Winard's first major gig was with Dexter Gordon in 1982, and shortly thereafter with Johnny Griffin. It wasn't long before Winard's drumming skills captured the attention of Betty Carter. He spent four years working with Ms. Carter's band, inevitably honing his jazz-as-entertainment sense of showmanship. During the years that Winard worked as a sideman to some of the greatest living jazz artists, he also laid down the foundation of what would eventually become The Harper Brothers band. He and his brother Philip would play whatever pick-up gigs they could find in their new home town of Washington. DC. What evolved was the band that would blaze a brilliant trail both on the charts and on the international touring circuit.

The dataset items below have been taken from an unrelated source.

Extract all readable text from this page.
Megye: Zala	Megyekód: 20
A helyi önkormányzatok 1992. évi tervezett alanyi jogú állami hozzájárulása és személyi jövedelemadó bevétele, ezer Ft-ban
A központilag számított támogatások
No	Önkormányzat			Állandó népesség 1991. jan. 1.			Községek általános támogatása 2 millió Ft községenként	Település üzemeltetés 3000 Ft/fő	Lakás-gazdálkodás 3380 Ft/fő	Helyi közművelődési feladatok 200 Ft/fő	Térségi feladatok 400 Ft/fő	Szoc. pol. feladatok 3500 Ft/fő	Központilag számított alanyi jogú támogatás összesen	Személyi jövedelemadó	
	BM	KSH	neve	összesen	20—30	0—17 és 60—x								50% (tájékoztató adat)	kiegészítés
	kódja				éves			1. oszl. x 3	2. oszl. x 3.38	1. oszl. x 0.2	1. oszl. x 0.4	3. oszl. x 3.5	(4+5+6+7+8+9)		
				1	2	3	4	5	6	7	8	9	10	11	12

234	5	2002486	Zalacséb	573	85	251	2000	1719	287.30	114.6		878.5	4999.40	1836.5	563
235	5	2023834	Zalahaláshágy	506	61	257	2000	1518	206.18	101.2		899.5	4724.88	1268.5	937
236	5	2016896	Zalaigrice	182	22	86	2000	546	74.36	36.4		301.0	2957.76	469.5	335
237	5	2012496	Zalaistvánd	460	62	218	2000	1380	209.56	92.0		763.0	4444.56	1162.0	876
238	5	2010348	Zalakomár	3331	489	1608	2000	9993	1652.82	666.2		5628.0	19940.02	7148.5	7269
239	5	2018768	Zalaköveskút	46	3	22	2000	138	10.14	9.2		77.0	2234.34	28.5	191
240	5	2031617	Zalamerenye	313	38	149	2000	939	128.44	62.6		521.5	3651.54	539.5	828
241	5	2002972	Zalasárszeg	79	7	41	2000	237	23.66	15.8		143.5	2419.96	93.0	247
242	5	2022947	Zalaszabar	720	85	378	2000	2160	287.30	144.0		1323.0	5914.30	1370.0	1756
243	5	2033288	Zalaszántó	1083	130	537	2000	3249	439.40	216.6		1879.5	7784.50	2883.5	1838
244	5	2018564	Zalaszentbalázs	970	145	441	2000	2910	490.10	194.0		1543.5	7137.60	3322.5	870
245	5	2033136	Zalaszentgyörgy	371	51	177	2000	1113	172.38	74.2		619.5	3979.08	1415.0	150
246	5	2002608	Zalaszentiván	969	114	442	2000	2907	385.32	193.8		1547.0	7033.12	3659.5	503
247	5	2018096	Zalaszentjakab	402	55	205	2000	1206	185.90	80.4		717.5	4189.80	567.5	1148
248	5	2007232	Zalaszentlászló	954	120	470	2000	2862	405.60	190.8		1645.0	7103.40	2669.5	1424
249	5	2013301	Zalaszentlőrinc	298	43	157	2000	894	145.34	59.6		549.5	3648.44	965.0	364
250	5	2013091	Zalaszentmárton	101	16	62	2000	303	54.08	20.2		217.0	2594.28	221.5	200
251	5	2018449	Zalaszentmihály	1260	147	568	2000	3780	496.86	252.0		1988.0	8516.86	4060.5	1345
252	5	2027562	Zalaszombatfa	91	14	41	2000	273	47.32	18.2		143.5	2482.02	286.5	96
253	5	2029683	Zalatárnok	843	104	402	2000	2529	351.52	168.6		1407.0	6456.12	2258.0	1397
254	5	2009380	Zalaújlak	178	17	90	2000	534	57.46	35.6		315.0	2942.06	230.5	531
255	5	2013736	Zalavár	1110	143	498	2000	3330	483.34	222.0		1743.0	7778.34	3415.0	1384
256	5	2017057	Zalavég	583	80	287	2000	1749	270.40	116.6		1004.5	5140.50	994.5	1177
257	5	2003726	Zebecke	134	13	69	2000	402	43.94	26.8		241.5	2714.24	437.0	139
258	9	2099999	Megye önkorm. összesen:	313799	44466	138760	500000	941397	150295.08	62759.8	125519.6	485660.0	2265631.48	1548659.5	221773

Man for man, The Harper Brothers Quintet, a group formed four years ago by drummer Winard Harper. 27... introduced Tuesday evening at Catalina's, is the most brilliant new jazz group of the new decade, "declared Leonard Feather in his review of the band's performance in Los Angeles in April of 1990. And so they were. Remembrance, the band's second album, recorded live at New York City's legendary Village Vanguard, went to #1 on Billboard's jazz chart in 1991. And it stayed at #1 for two months. "On Artistry, an inviting follow-up to the superb Remembrance, the group again delivers memorable compositions, solid swinging and tasteful solos," wrote Jazz Times. "The band is tight...musicians who listen and breathe as one."
Winard has opened new doors with a new level of jazz music with spiritual sounds of African Drums. Even though he is dedicated to the Jazz idiom, Winard Harper has a flavor of reaching everybody young and old. Winard is now on his way to another release with Savant Records. His last recording made #2 on the Gavin Radio Charts.
Constantly in reverence of his predecessors while remaining innovative in his own right, Winard is one of the most celebrated drummers in jazz. He is a virtuoso on the cymbals, as pleasing and entertaining to watch as he is to hear. "As tasteful a drummer as one could ask for," according to Jeff Kaliss of JazzTimes.